What can teeth tell us about the evolution of life histories? 

B. Holly Smith Associate Research Scientist Museum of Anthropological Archaeology University of Michigan

All organisms face the challenge of allocating resources to growth, maintenance and reproduction. Human life history is constructed in some unusual ways that become evident when we compare ourselves to primates and other mammals, combing moderate size with large brains, slow growth and extended juvenile dependence, but a brief duration of nursing infants and the cessation of reproduction before senescence. If we could know the evolutionary history of our life cycle, we might test theories or scenarios by, at minimum, observing the order in which particular elements arose. But how much can we pull out of fossil teeth and bones about dynamic elements of the life cycle and energy use? Fortunately, humans, and mammals in general, develop in recognizable stages with patterned events in maturation of teeth and bone and tooth development is tightly integrated into the fabric of growth and development. This talk will explore, using examples across primates and other mammals, how tooth development can give us insight into the human fossil record, with a detailed look at weaning, tooth eruption and raising an offspring to independence—one of the principal ways humans differ from our closest relatives.

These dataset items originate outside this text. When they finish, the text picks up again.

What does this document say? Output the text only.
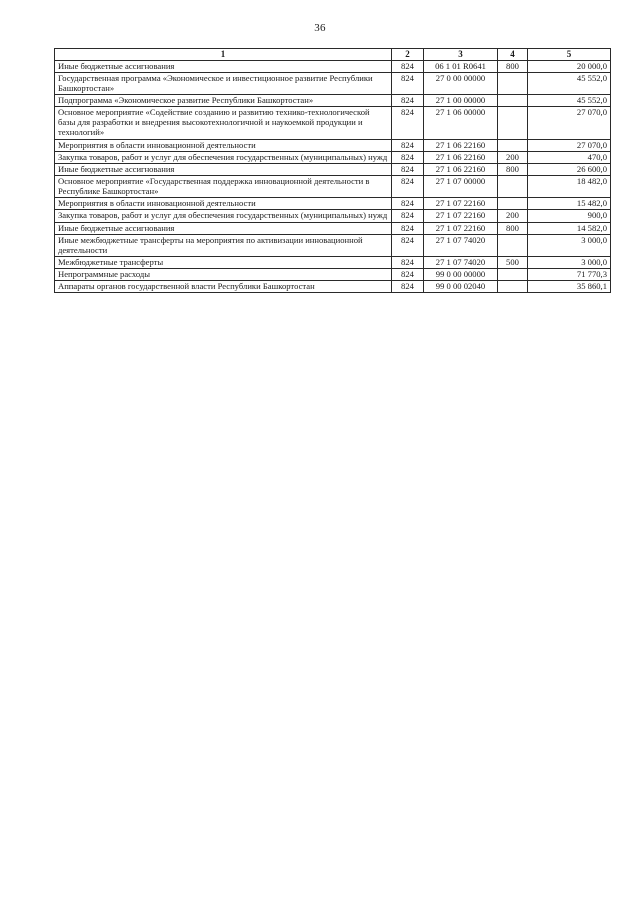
36
1	2	3	4	5
Иные бюджетные ассигнования	824	06 1 01 R0641	800	20 000,0
Государственная программа «Экономическое и инвестиционное развитие Республики Башкортостан»	824	27 0 00 00000		45 552,0
Подпрограмма «Экономическое развитие Республики Башкортостан»	824	27 1 00 00000		45 552,0
Основное мероприятие «Содействие созданию и развитию технико-технологической базы для разработки и внедрения высокотехнологичной и наукоемкой продукции и технологий»	824	27 1 06 00000		27 070,0
Мероприятия в области инновационной деятельности	824	27 1 06 22160		27 070,0
Закупка товаров, работ и услуг для обеспечения государственных (муниципальных) нужд	824	27 1 06 22160	200	470,0
Иные бюджетные ассигнования	824	27 1 06 22160	800	26 600,0
Основное мероприятие «Государственная поддержка инновационной деятельности в Республике Башкортостан»	824	27 1 07 00000		18 482,0
Мероприятия в области инновационной деятельности	824	27 1 07 22160		15 482,0
Закупка товаров, работ и услуг для обеспечения государственных (муниципальных) нужд	824	27 1 07 22160	200	900,0
Иные бюджетные ассигнования	824	27 1 07 22160	800	14 582,0
Иные межбюджетные трансферты на мероприятия по активизации инновационной деятельности	824	27 1 07 74020		3 000,0
Межбюджетные трансферты	824	27 1 07 74020	500	3 000,0
Непрограммные расходы	824	99 0 00 00000		71 770,3
Аппараты органов государственной власти Республики Башкортостан	824	99 0 00 02040		35 860,1
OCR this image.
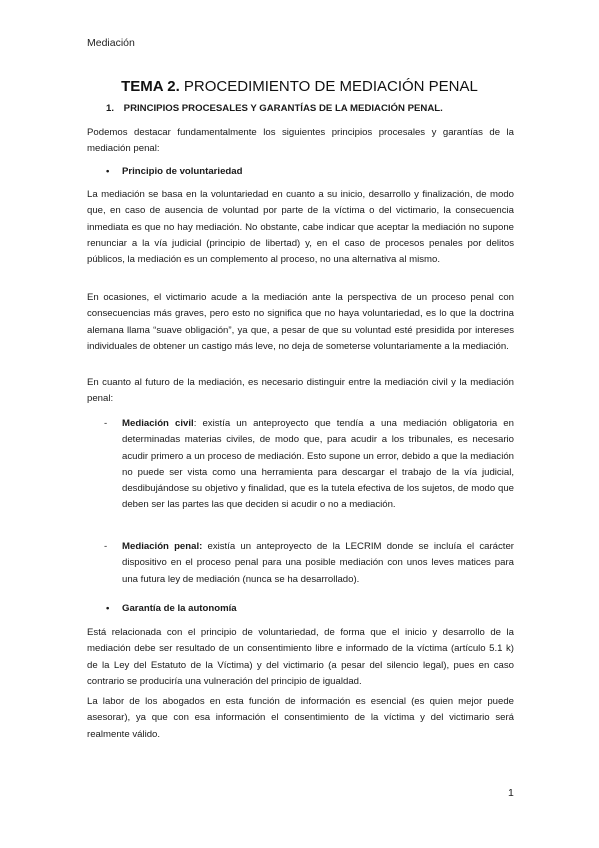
Mediación
TEMA 2. PROCEDIMIENTO DE MEDIACIÓN PENAL
1. PRINCIPIOS PROCESALES Y GARANTÍAS DE LA MEDIACIÓN PENAL.

Podemos destacar fundamentalmente los siguientes principios procesales y garantías de la mediación penal:

• Principio de voluntariedad

La mediación se basa en la voluntariedad en cuanto a su inicio, desarrollo y finalización, de modo que, en caso de ausencia de voluntad por parte de la víctima o del victimario, la consecuencia inmediata es que no hay mediación. No obstante, cabe indicar que aceptar la mediación no supone renunciar a la vía judicial (principio de libertad) y, en el caso de procesos penales por delitos públicos, la mediación es un complemento al proceso, no una alternativa al mismo.

En ocasiones, el victimario acude a la mediación ante la perspectiva de un proceso penal con consecuencias más graves, pero esto no significa que no haya voluntariedad, es lo que la doctrina alemana llama “suave obligación”, ya que, a pesar de que su voluntad esté presidida por intereses individuales de obtener un castigo más leve, no deja de someterse voluntariamente a la mediación.

En cuanto al futuro de la mediación, es necesario distinguir entre la mediación civil y la mediación penal:

- Mediación civil: existía un anteproyecto que tendía a una mediación obligatoria en determinadas materias civiles, de modo que, para acudir a los tribunales, es necesario acudir primero a un proceso de mediación. Esto supone un error, debido a que la mediación no puede ser vista como una herramienta para descargar el trabajo de la vía judicial, desdibujándose su objetivo y finalidad, que es la tutela efectiva de los sujetos, de modo que deben ser las partes las que deciden si acudir o no a mediación.
- Mediación penal: existía un anteproyecto de la LECRIM donde se incluía el carácter dispositivo en el proceso penal para una posible mediación con unos leves matices para una futura ley de mediación (nunca se ha desarrollado).
• Garantía de la autonomía

Está relacionada con el principio de voluntariedad, de forma que el inicio y desarrollo de la mediación debe ser resultado de un consentimiento libre e informado de la víctima (artículo 5.1 k) de la Ley del Estatuto de la Víctima) y del victimario (a pesar del silencio legal), pues en caso contrario se produciría una vulneración del principio de igualdad.

La labor de los abogados en esta función de información es esencial (es quien mejor puede asesorar), ya que con esa información el consentimiento de la víctima y del victimario será realmente válido.

1
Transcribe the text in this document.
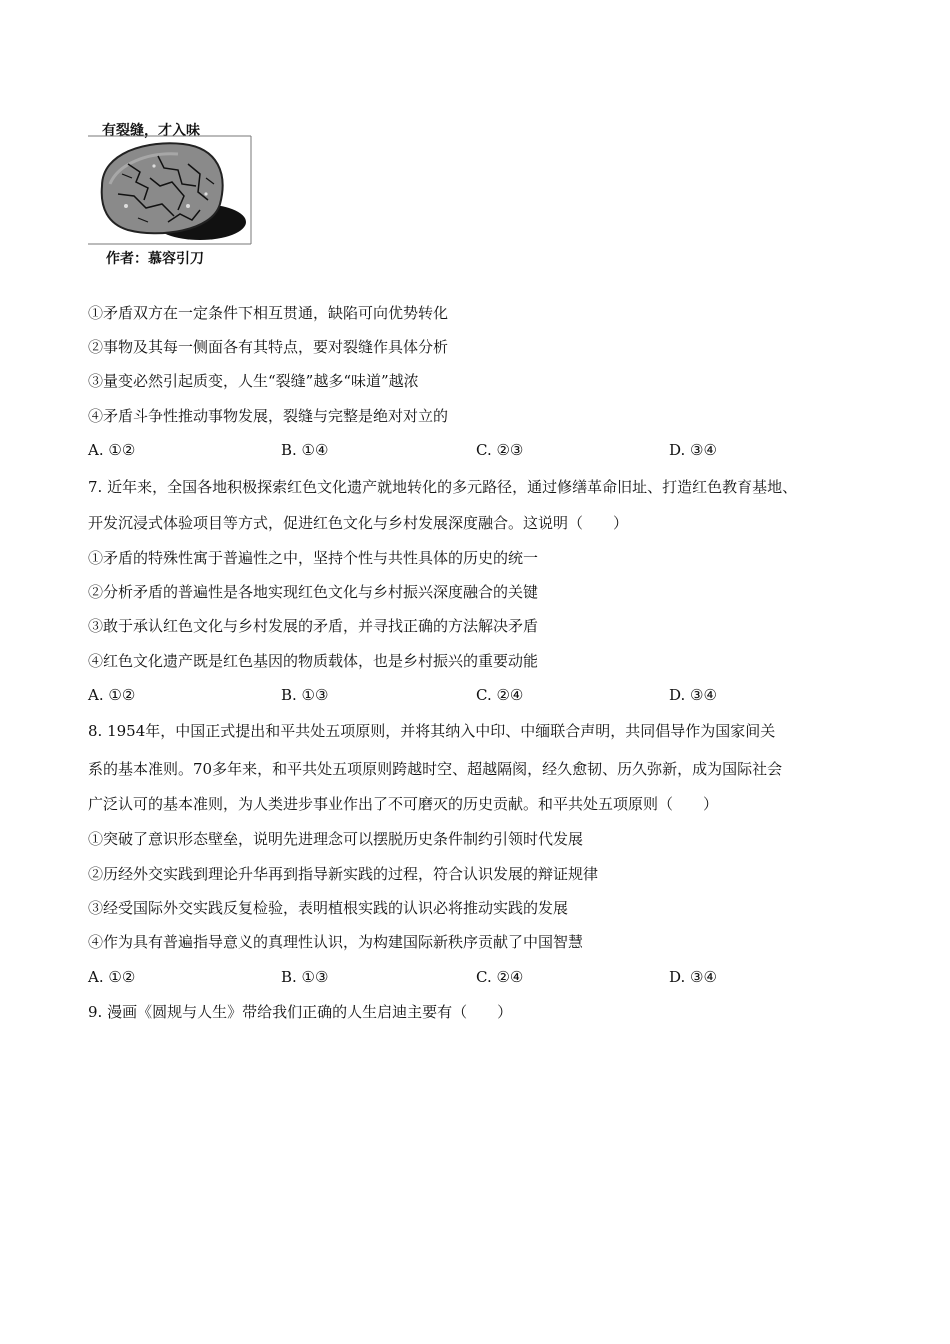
有裂缝，才入味
作者：慕容引刀
①矛盾双方在一定条件下相互贯通，缺陷可向优势转化
②事物及其每一侧面各有其特点，要对裂缝作具体分析
③量变必然引起质变，人生“裂缝”越多“味道”越浓
④矛盾斗争性推动事物发展，裂缝与完整是绝对对立的
A. ①②	B. ①④	C. ②③	D. ③④
7. 近年来，全国各地积极探索红色文化遗产就地转化的多元路径，通过修缮革命旧址、打造红色教育基地、
开发沉浸式体验项目等方式，促进红色文化与乡村发展深度融合。这说明（　　）
①矛盾的特殊性寓于普遍性之中，坚持个性与共性具体的历史的统一
②分析矛盾的普遍性是各地实现红色文化与乡村振兴深度融合的关键
③敢于承认红色文化与乡村发展的矛盾，并寻找正确的方法解决矛盾
④红色文化遗产既是红色基因的物质载体，也是乡村振兴的重要动能
A. ①②	B. ①③	C. ②④	D. ③④
8. 1954年，中国正式提出和平共处五项原则，并将其纳入中印、中缅联合声明，共同倡导作为国家间关
系的基本准则。70多年来，和平共处五项原则跨越时空、超越隔阂，经久愈韧、历久弥新，成为国际社会
广泛认可的基本准则，为人类进步事业作出了不可磨灭的历史贡献。和平共处五项原则（　　）
①突破了意识形态壁垒，说明先进理念可以摆脱历史条件制约引领时代发展
②历经外交实践到理论升华再到指导新实践的过程，符合认识发展的辩证规律
③经受国际外交实践反复检验，表明植根实践的认识必将推动实践的发展
④作为具有普遍指导意义的真理性认识，为构建国际新秩序贡献了中国智慧
A. ①②	B. ①③	C. ②④	D. ③④
9. 漫画《圆规与人生》带给我们正确的人生启迪主要有（　　）
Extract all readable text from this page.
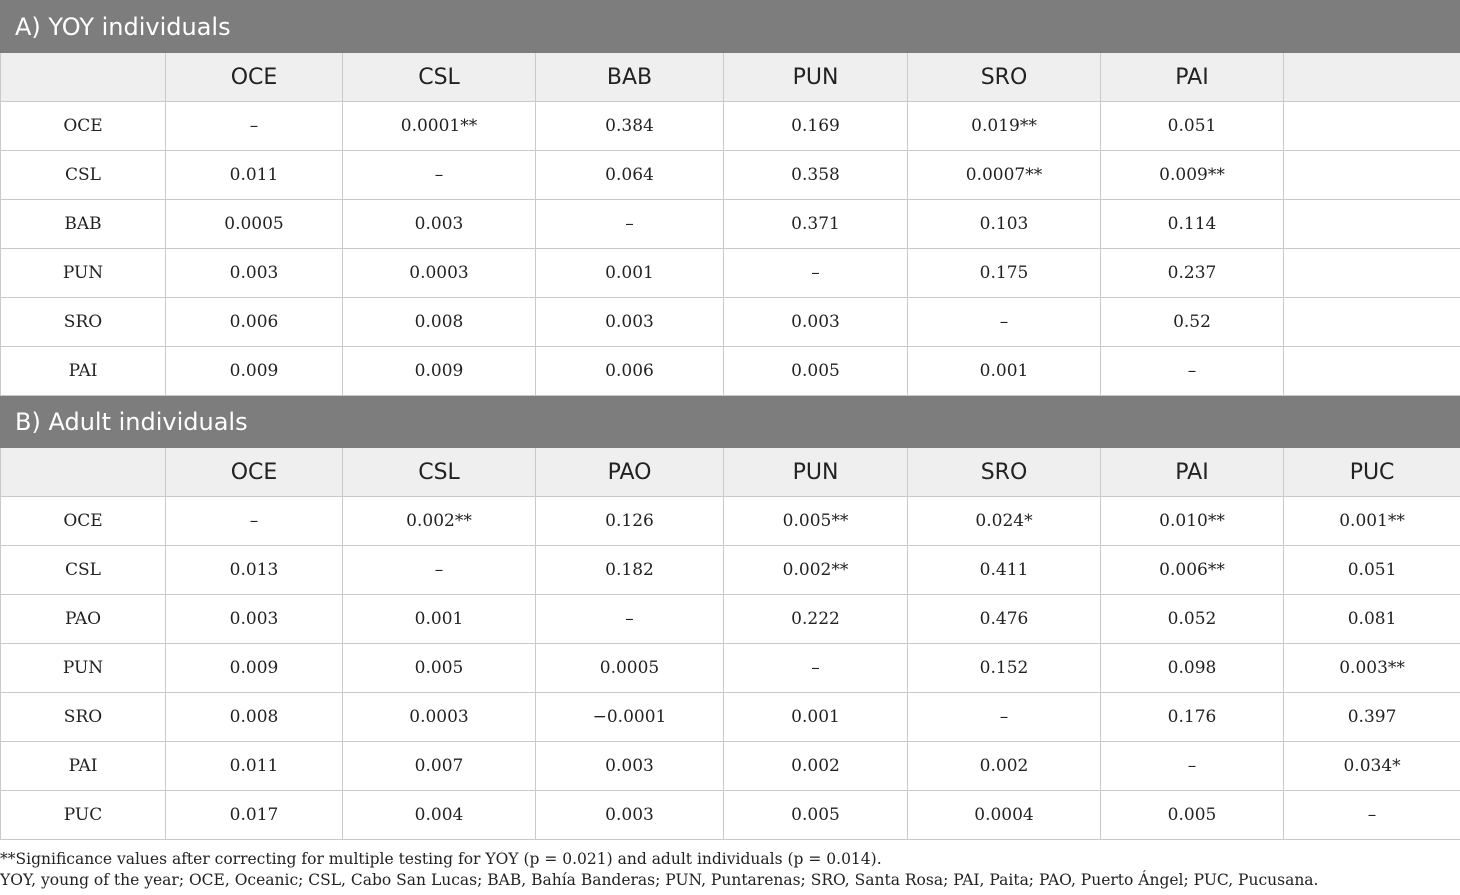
A) YOY individuals							
	OCE	CSL	BAB	PUN	SRO	PAI	
OCE	–	0.0001**	0.384	0.169	0.019**	0.051	
CSL	0.011	–	0.064	0.358	0.0007**	0.009**	
BAB	0.0005	0.003	–	0.371	0.103	0.114	
PUN	0.003	0.0003	0.001	–	0.175	0.237	
SRO	0.006	0.008	0.003	0.003	–	0.52	
PAI	0.009	0.009	0.006	0.005	0.001	–	
B) Adult individuals							
	OCE	CSL	PAO	PUN	SRO	PAI	PUC
OCE	–	0.002**	0.126	0.005**	0.024*	0.010**	0.001**
CSL	0.013	–	0.182	0.002**	0.411	0.006**	0.051
PAO	0.003	0.001	–	0.222	0.476	0.052	0.081
PUN	0.009	0.005	0.0005	–	0.152	0.098	0.003**
SRO	0.008	0.0003	−0.0001	0.001	–	0.176	0.397
PAI	0.011	0.007	0.003	0.002	0.002	–	0.034*
PUC	0.017	0.004	0.003	0.005	0.0004	0.005	–
**Significance values after correcting for multiple testing for YOY (p = 0.021) and adult individuals (p = 0.014).
YOY, young of the year; OCE, Oceanic; CSL, Cabo San Lucas; BAB, Bahía Banderas; PUN, Puntarenas; SRO, Santa Rosa; PAI, Paita; PAO, Puerto Ángel; PUC, Pucusana.
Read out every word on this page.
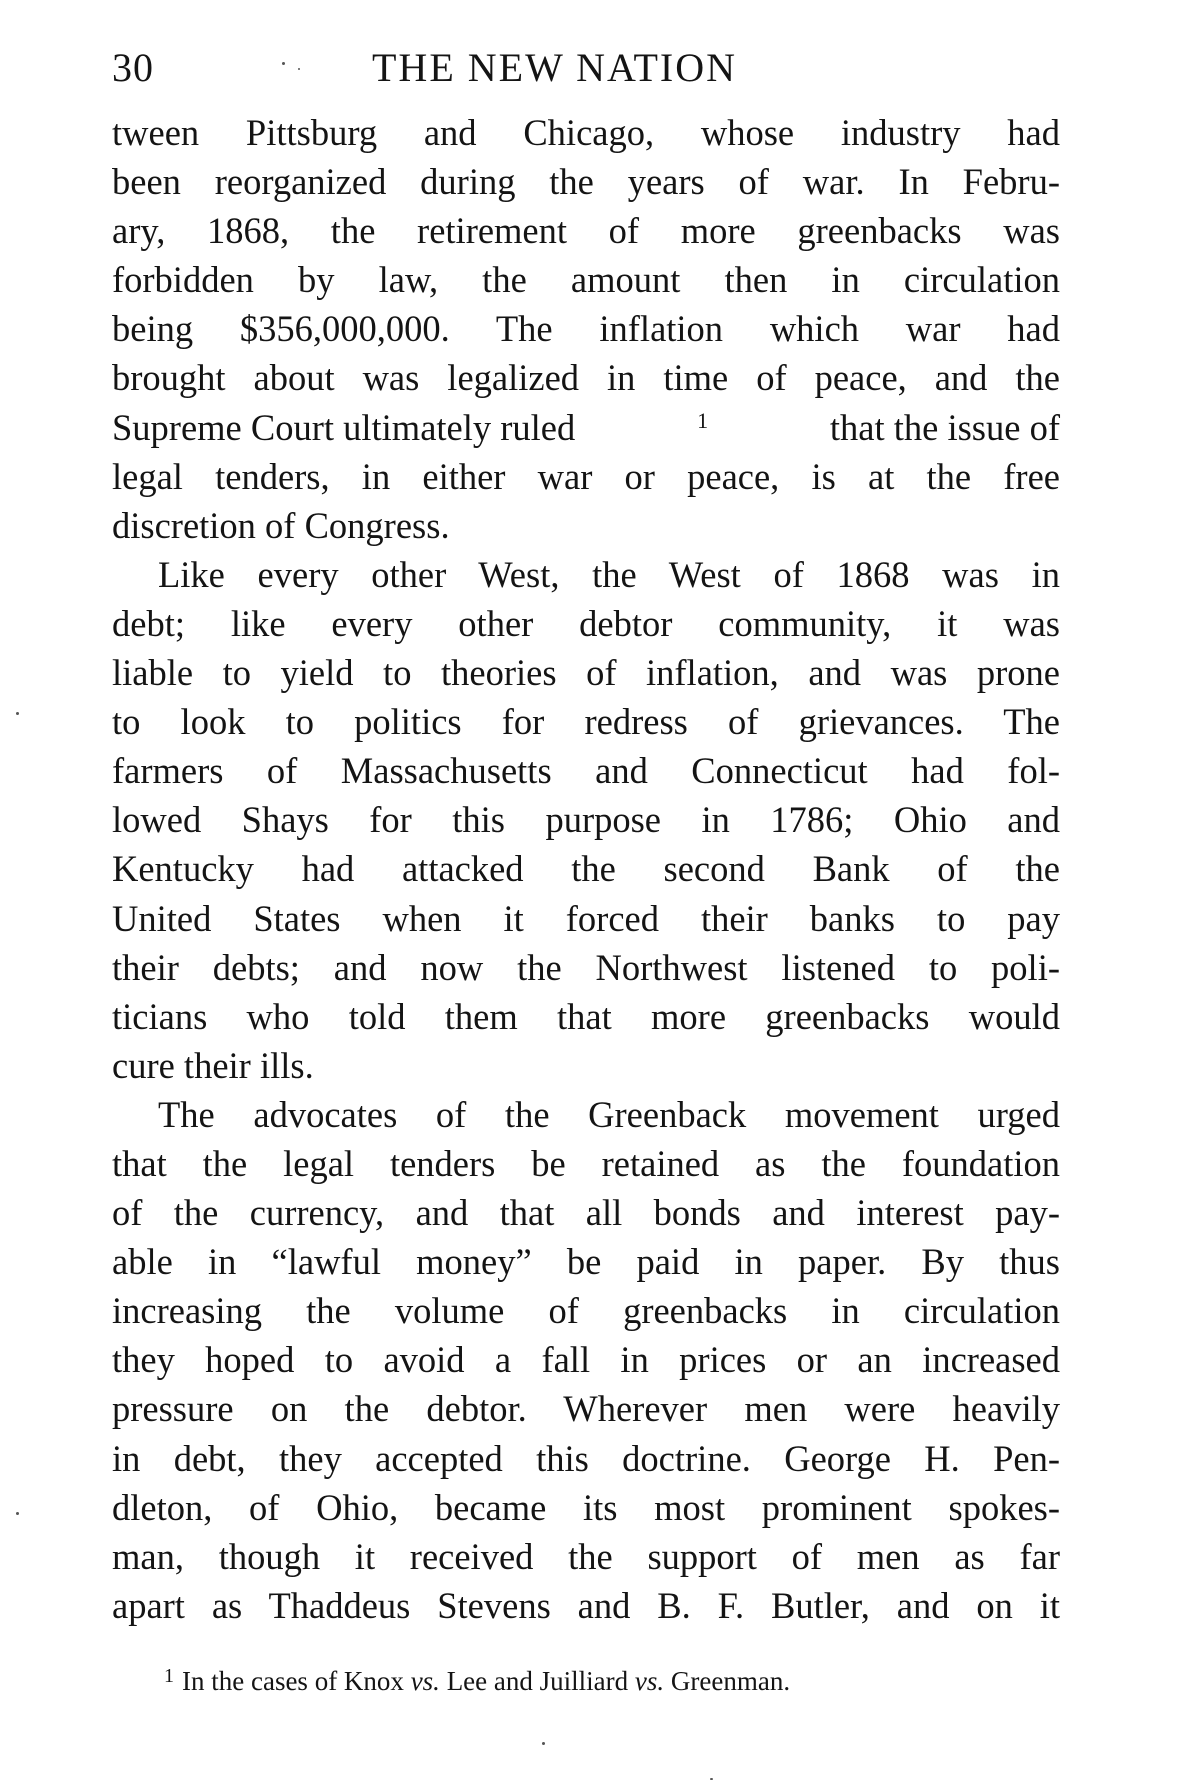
30	THE NEW NATION

tween Pittsburg and Chicago, whose industry had
been reorganized during the years of war. In Febru-
ary, 1868, the retirement of more greenbacks was
forbidden by law, the amount then in circulation
being $356,000,000. The inflation which war had
brought about was legalized in time of peace, and the
Supreme Court ultimately ruled	$^1$	that the issue of
legal tenders, in either war or peace, is at the free
discretion of Congress.

Like every other West, the West of 1868 was in
debt; like every other debtor community, it was
liable to yield to theories of inflation, and was prone
to look to politics for redress of grievances. The
farmers of Massachusetts and Connecticut had fol-
lowed Shays for this purpose in 1786; Ohio and
Kentucky had attacked the second Bank of the
United States when it forced their banks to pay
their debts; and now the Northwest listened to poli-
ticians who told them that more greenbacks would
cure their ills.

The advocates of the Greenback movement urged
that the legal tenders be retained as the foundation
of the currency, and that all bonds and interest pay-
able in “lawful money” be paid in paper. By thus
increasing the volume of greenbacks in circulation
they hoped to avoid a fall in prices or an increased
pressure on the debtor. Wherever men were heavily
in debt, they accepted this doctrine. George H. Pen-
dleton, of Ohio, became its most prominent spokes-
man, though it received the support of men as far
apart as Thaddeus Stevens and B. F. Butler, and on it

$^1$ In the cases of Knox vs. Lee and Juilliard vs. Greenman.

MY COMMENT: Nutrient-dependent tooth development is the link between diet and the morphological and the behavioral phenotypes of nematodes. It will never be clearer that the differences also are controlled by the nutrient-dependent production of species-specific pheromones, which control the morphological and behavioral diversity of species from microbes to man. See: System-wide Rewiring Underlies Behavioral Differences in Predatory and Bacterial-Feeding Nematodes and Feeding plasticity in the nematode Pristionchus pacificus is influenced by sex and social context and is linked to developmental speed. The fact that everything known to serious scientists about nutrient-dependent links to metabolic networks and genetic networks that are essential for heath links mutations to perturbe protein folding and physiopathology via conserved molecular mechanisms of the biophysically constrained chemistry of RNA-mediated amino acid substitutions and protein folding.
It does not matter what cell type from what individual of what species you examine, it’s differentiation occurs in the context of the rapid ecological adaptations that are required for species survival. Claims that the adaptation arose over anything more than thousands of years have not been supported by experimental evidence. That means the stories that evolutionary theorists tell must change as rapidly as species are forced to ecologically adapt. The theorists, like the species are caught in an epigenetic trap that links Darwin’s ‘conditions of life’ to biodiversity without the pseudoscientific nonsense of ridiculous theories.